Still another interpretation is that genes are in play, a possibility buttressed by research in the field of behavioral genetics, which generally finds the entire “shared environment” to be a very small factor in how kids turn out. If kids get their impulsivity (not to mention other academically relevant traits) from their parents, and then you extensively control for what kind of parents the kids have, this too can generate the same result pattern: The Marshmallow Test is predictive when used in isolation, but its power fades in the presence of other variables that indirectly measure the same thing.
Genetic influences are not insurmountable obstacles; the clichéd example is myopia, partly genetic in cause yet easily remedied with eyeglasses. But then again eyeglasses for impulse control are hard to come by.
Another possibility is that some of the child-level variables—including the tests of cognitive functioning and temperament from the first set of controls, as well as some of the second-layer variables, which can reasonably be described as the four-year-old’s version of the tests used to create the “Achievement Composite” used to measure outcomes at age 15—might indirectly measure self-control. In this case, the Marshmallow Test will unfairly lose explanatory power when they're added to the model.
Yet by the opposite token, the authors report that the Marshmallow Test correlates surprisingly strongly with the “Applied Problems” test—suggesting it’s not just measuring self-control to begin with, but also picking up general cognitive functioning somehow (which should be controlled if the goal is to measure self-control alone, assuming the two skills really are independent of each other).
This jumble of confusion is what leads to Collins’s takeaway:
It’s no surprise that controls of this nature do this. It simply suggests that the controls are better predictors. The original claim was not that the marshmallow test was the best or only predictor.
What has certainly been thrown into doubt, however, is whether narrow efforts to improve kids’ self-control could be as revolutionary as some came to think based on the results of earlier Marshmallow Test studies. The test might be picking up on kids’ affluence or might be measuring their intelligence in addition to their self-control.
As often happens in social science, it’s just not possible to untangle the various pathways of causation.
Robert VerBruggen is a deputy managing editor of National Review.
1. In this piece, I’m focusing on the SAT-score claim, but for the record, the new study did fail to replicate claims that the Marshmallow Test predicts future behavior problems.
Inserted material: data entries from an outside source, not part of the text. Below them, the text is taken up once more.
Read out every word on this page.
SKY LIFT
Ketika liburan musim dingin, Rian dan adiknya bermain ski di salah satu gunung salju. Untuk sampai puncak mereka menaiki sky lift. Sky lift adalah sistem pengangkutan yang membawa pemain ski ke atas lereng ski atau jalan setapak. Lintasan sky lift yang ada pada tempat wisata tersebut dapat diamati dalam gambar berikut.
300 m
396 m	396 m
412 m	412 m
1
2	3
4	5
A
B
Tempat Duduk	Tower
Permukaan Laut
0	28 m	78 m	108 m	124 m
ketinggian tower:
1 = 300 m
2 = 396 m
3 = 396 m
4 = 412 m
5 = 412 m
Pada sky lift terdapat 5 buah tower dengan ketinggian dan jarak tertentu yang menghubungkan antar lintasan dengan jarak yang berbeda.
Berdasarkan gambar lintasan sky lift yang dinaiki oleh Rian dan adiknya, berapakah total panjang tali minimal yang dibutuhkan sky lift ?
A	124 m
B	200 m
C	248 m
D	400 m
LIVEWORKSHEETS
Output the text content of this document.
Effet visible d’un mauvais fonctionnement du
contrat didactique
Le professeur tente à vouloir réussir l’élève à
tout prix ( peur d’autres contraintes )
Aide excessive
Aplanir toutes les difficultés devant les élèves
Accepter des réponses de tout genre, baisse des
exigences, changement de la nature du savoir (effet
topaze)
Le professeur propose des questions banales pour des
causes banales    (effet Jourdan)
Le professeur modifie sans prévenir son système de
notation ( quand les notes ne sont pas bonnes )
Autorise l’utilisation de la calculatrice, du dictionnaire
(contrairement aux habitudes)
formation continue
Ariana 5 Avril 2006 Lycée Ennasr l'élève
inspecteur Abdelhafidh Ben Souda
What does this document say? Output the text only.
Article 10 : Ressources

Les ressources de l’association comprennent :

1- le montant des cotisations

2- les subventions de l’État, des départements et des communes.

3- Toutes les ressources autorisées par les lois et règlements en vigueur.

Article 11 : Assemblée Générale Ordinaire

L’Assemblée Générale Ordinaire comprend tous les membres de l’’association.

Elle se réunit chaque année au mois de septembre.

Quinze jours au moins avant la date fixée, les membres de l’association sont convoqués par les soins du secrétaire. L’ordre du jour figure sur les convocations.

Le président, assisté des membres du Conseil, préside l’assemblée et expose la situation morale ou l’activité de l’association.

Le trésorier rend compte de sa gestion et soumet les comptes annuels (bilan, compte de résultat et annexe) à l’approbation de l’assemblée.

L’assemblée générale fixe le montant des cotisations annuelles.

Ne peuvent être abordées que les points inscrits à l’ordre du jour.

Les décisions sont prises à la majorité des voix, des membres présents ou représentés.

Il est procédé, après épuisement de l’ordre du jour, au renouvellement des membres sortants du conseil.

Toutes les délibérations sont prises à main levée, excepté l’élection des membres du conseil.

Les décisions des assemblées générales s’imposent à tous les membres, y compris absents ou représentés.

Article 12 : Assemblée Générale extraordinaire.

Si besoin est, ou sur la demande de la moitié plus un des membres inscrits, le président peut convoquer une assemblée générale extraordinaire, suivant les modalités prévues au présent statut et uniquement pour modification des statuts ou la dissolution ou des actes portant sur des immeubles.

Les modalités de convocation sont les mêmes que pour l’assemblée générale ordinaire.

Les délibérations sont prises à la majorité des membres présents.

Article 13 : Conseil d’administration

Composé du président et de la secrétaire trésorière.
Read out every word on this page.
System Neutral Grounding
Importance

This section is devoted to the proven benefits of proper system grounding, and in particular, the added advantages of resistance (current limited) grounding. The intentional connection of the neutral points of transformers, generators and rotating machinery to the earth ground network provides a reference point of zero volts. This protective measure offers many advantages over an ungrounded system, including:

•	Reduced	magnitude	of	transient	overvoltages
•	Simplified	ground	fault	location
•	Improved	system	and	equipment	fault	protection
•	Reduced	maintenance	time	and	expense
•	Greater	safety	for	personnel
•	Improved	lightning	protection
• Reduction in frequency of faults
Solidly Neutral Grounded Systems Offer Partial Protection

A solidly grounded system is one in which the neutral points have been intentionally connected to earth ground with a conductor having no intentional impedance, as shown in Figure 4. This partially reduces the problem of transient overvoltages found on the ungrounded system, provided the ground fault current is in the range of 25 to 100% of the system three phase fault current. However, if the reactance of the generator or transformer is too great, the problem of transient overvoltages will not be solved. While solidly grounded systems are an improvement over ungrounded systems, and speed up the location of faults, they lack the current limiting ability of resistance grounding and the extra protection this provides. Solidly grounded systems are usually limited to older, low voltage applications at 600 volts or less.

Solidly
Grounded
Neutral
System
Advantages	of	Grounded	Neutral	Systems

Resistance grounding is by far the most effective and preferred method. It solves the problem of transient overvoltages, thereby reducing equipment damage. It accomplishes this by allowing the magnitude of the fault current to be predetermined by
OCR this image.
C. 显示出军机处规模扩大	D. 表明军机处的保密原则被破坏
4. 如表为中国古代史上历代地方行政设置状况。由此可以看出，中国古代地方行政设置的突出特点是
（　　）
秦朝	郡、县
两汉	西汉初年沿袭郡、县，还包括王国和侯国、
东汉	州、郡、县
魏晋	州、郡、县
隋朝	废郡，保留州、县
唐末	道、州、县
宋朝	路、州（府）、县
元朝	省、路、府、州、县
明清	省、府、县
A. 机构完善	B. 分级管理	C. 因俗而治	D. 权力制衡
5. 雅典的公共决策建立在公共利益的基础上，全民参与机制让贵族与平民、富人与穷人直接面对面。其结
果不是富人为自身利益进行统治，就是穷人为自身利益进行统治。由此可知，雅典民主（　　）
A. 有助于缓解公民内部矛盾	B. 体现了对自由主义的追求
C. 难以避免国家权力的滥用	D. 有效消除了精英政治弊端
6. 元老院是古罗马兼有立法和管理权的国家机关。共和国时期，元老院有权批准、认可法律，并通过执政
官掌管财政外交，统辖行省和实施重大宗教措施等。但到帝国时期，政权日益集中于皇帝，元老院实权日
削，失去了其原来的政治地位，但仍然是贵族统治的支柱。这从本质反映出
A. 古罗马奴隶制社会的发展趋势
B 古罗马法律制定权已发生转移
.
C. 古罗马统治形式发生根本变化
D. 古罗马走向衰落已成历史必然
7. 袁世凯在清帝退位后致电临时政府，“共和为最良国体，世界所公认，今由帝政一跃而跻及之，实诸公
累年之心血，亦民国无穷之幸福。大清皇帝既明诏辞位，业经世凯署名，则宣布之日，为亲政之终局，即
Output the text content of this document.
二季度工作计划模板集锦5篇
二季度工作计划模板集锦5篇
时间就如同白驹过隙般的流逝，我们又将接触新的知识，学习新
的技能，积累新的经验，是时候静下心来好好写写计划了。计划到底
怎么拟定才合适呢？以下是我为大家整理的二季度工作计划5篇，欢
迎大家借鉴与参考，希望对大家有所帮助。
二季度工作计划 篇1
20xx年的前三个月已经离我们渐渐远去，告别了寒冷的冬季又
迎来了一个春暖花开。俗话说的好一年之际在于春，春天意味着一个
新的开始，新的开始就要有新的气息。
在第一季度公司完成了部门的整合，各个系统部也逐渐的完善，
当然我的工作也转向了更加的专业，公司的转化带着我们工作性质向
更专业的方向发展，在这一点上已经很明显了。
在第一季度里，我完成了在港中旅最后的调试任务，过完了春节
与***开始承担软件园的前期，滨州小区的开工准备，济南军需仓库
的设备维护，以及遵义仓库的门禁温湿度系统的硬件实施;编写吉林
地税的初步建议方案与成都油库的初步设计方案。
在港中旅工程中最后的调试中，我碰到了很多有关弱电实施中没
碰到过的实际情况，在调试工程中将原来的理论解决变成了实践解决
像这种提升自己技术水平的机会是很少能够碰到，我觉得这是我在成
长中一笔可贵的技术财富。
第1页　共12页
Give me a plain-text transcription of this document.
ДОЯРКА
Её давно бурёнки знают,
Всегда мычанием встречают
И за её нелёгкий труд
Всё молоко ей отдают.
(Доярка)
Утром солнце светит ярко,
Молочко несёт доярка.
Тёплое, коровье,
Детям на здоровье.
2. It’s compiled from the Woodcock-Johnson Psycho-Educational Battery Revised.
3. The results for college grads’ kids are based on a smaller sample size and also limited by the fact that two-thirds of them waited the full seven minutes allowed (vs. 45% of the other sample), reducing the amount of variation in the data.
4. This could be more or less of a problem depending on how much measurement error the Marshmallow Test suffers from. If the test is noisy—as all psychological tests are to a degree—it will be easier for other variables to “steal” its predictive power, and there are a lot of other variables prowling around in this study.